Will ich auch nicht.
Der Tag, an dem ich ihr sage, dass ich lesbisch bin, wird der Sankt-Nimmerleins-Tag sein.
Das stand schon fest, als ich dreizehn Jahre alt war
und Linda Bauer auf Helena Kriegers vierzehntem Geburtstag beim Flaschendrehen küssen musste.
“Erzähl das bloß nicht den anderen”, hatte ich dir damals eingetrichtert,
nachdem ich dir im Garten hinter unserem Haus mein Geheimnis verraten hatte.
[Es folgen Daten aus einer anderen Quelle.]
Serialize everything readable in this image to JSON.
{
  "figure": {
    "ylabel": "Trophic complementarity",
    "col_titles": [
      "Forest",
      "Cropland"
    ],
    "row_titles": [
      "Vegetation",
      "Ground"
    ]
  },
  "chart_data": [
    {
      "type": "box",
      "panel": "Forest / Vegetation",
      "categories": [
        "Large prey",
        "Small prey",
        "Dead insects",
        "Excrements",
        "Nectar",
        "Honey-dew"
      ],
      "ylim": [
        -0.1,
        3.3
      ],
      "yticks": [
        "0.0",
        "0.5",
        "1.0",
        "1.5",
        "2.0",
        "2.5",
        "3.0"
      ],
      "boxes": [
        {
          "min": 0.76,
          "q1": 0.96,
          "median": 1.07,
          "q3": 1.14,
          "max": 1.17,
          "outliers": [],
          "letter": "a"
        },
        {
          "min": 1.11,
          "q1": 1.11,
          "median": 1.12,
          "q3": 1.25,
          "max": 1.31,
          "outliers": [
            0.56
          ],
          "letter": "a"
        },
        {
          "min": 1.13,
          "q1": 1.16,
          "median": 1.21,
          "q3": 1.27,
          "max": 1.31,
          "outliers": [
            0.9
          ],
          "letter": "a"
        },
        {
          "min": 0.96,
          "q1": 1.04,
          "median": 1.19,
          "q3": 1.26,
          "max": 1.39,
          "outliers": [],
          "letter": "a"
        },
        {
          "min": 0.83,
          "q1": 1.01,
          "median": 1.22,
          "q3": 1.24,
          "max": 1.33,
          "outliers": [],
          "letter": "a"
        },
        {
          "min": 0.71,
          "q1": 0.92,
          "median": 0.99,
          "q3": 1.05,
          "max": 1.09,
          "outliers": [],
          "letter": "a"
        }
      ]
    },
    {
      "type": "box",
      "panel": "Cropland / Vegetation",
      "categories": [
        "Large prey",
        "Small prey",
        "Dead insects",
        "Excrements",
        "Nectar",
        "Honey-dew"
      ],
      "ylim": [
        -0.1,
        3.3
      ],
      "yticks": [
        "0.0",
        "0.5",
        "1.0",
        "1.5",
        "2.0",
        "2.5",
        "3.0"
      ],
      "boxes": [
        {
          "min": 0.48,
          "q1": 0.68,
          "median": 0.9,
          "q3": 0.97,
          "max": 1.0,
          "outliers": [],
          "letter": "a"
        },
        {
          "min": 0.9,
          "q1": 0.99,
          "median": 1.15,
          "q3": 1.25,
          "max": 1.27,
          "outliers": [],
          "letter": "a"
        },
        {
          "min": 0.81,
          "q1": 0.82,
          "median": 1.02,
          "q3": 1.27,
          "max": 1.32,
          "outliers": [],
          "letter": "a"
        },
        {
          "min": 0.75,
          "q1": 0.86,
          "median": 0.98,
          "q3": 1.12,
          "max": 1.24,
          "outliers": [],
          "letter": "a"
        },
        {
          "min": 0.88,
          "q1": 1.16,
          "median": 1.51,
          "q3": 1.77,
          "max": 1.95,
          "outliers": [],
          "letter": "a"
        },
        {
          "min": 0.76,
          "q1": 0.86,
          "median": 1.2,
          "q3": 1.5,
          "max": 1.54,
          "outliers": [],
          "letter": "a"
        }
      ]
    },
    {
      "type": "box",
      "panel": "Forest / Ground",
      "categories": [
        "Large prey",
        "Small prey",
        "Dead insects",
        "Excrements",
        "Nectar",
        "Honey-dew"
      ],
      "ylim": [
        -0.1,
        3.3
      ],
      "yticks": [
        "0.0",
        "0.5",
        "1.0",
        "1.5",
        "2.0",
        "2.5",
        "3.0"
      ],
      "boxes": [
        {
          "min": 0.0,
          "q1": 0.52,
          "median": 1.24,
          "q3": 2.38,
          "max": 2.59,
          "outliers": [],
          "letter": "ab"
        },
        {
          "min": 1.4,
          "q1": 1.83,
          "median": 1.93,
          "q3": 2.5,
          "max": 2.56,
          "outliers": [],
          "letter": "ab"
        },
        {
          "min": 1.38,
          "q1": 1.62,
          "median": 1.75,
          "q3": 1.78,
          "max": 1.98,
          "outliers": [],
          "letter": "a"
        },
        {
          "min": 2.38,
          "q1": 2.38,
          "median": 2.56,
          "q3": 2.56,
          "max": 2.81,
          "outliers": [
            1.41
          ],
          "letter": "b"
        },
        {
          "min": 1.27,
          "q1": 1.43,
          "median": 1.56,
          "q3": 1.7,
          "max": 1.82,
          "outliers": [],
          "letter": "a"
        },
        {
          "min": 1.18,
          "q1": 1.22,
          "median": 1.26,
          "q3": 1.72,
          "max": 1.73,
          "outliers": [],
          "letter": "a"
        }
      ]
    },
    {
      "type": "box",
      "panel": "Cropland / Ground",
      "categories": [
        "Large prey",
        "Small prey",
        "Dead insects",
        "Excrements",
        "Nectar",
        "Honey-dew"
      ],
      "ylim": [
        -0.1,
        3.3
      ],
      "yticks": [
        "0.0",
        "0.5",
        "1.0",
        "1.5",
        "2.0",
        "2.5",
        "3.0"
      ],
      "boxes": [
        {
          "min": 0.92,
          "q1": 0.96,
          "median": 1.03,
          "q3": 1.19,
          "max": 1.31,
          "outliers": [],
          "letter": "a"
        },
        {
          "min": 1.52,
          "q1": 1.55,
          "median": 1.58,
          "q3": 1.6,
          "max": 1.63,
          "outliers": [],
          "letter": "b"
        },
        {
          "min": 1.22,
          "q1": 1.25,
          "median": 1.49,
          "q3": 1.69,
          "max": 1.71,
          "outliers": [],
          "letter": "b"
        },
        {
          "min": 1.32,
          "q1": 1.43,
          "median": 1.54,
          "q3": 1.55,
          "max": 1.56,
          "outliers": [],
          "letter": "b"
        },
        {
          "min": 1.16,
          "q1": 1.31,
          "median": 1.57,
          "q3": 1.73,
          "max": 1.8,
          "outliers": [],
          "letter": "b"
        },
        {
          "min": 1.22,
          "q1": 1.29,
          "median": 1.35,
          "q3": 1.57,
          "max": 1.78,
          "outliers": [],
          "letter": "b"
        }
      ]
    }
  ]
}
Damals waren wir vierzehn, heute sind wir vierundzwanzig.
Ich spüre, wie mir Hitze in die Ohren steigt.
Der richtige Zeitpunkt, um wütend zu werden, ist jetzt wohl wahrlich nicht.
Ich atme tief ein.
„Guten Appetit“, sagst du.
„Bitte?“, ich blicke verwirrt zu dir herüber.
„Guten Appetit, Anna“, du lächelst mich an.
Mein Suppenteller steht bereits vor mir.
Oma isst schon.
Du legst mir liebevoll die Hand auf die Schulter.
Gang eins von dreien.
Ich beginne, zu essen.
Dieser Familienausflug war eine schlechte Idee.